Executive Chef Jonathan Perno
A native New Mexican, Jonathan trained at the California Culinary Academy and spent time at Postrio under Wolfgang Puck, Splendido and Alain Rondelli in San Francisco, Sweet Basil in Vail, Colorado, Splendido at The Château in Beaver Creek, Colorado, and Metropolitan in Salt Lake City, Utah. His résumé also includes the requisite European culinary tour, a return visit to work at La Tante Claire in London. In addition, he spent a year in Berkley, California at an organic farm learning raised bed farming.
Jonathan is the perfect fit for Los Poblanos. His first few months here found him doing everything from harvesting honey from our bees for his homemade chocolates to preparing a 6-course chef’s meal for an anniversary dinner for 75. He is a strong advocate of the Farm to Table philosophy and the Slow Food Movement. While he’s absolutely content to let the fresh ingredients take all the credit, Jonathan has already impressed the most critical of foodies with his own unique perspective on food.
Daniel Garcia, Sous Chef
Daniel brings over 20 years of experience to the Los Poblanos kitchen team and cites Chef Jonathan Perno as one of his greatest culinary inspirations. He was drawn here by his love for organic ingredients and classic flavors. Daniel believes in doing things the right way and can often be found curing bacon, hand-crafting bitters, or tending to the kitchen’s assortment of pickling fruits and vegetables. His boundless creativity and unbreakable work ethic have earned Daniel the place of Sous Chef and make him an invaluable member of the Los Poblanos family.
Heather Guay, Pastry Chef
Heather started in our kitchen almost four years ago as an intern, which lead to a year-long stint, after finishing school at the New England Culinary Institute. After working under Chef Jonathan Perno at Los Poblanos, she moved back to the Northeast. There she trained at Eleven Madison Park, a three star Michelin restaurant, as well as Sportello and Runner and Stone. We are thrilled to have Heather lead our pastry team and share what she has learned!
Sean Staggs, Lead Dinner Chef at the Inn
Sean is proud to call Albuquerque, New Mexico, where he was born and raised, home.
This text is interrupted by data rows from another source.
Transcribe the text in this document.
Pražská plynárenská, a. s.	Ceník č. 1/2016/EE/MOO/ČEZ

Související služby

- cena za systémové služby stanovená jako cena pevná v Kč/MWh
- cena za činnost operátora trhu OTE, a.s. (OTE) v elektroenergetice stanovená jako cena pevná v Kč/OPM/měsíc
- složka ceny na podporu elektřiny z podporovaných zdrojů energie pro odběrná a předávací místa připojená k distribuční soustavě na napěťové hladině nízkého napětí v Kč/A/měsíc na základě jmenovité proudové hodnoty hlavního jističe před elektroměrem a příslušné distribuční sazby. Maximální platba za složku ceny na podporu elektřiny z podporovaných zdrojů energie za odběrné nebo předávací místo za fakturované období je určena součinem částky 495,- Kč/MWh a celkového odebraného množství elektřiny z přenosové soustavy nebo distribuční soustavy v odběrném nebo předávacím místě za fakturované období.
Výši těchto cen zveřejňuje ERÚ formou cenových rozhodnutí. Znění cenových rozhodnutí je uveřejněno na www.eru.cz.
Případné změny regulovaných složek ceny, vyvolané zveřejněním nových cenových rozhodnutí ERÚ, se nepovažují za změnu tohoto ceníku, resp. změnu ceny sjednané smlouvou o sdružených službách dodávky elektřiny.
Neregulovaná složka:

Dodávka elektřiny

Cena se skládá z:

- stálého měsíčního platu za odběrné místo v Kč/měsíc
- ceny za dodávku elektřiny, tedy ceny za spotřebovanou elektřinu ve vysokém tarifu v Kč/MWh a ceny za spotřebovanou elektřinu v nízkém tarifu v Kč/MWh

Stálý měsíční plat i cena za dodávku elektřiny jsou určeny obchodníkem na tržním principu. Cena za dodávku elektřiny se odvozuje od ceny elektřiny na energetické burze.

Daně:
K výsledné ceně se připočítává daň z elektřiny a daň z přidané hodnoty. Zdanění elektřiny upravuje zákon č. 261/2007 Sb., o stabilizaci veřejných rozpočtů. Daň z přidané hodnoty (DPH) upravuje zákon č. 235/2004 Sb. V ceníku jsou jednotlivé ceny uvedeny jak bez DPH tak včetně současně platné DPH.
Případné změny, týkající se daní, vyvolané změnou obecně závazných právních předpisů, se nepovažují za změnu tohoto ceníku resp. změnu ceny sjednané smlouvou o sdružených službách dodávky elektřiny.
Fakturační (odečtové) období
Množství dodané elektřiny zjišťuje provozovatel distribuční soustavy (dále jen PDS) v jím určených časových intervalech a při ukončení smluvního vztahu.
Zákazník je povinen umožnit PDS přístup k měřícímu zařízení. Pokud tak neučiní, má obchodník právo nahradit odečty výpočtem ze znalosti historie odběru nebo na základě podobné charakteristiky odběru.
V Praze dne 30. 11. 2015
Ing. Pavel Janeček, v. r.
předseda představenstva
From an early age, he has held a great respect for food and cooking. Over the last fifteen years, he has honed his skills in restaurants such as Tamaya Hyatt, Farm & Table, and upscale fishing lodges in King Salmon, Alaska. Sean uses his love for healthy and delicious cooking to help educate people about where their comes food from. His experience and passion make him a valued member of the Los Poblanos kitchen team. We are pleased to announce that Sean will be taking over daily dinner operations at our restaurant. Under Chef’s direction and with his dedication to detail and authenticity, we rest assured that the restaurant is in good hands.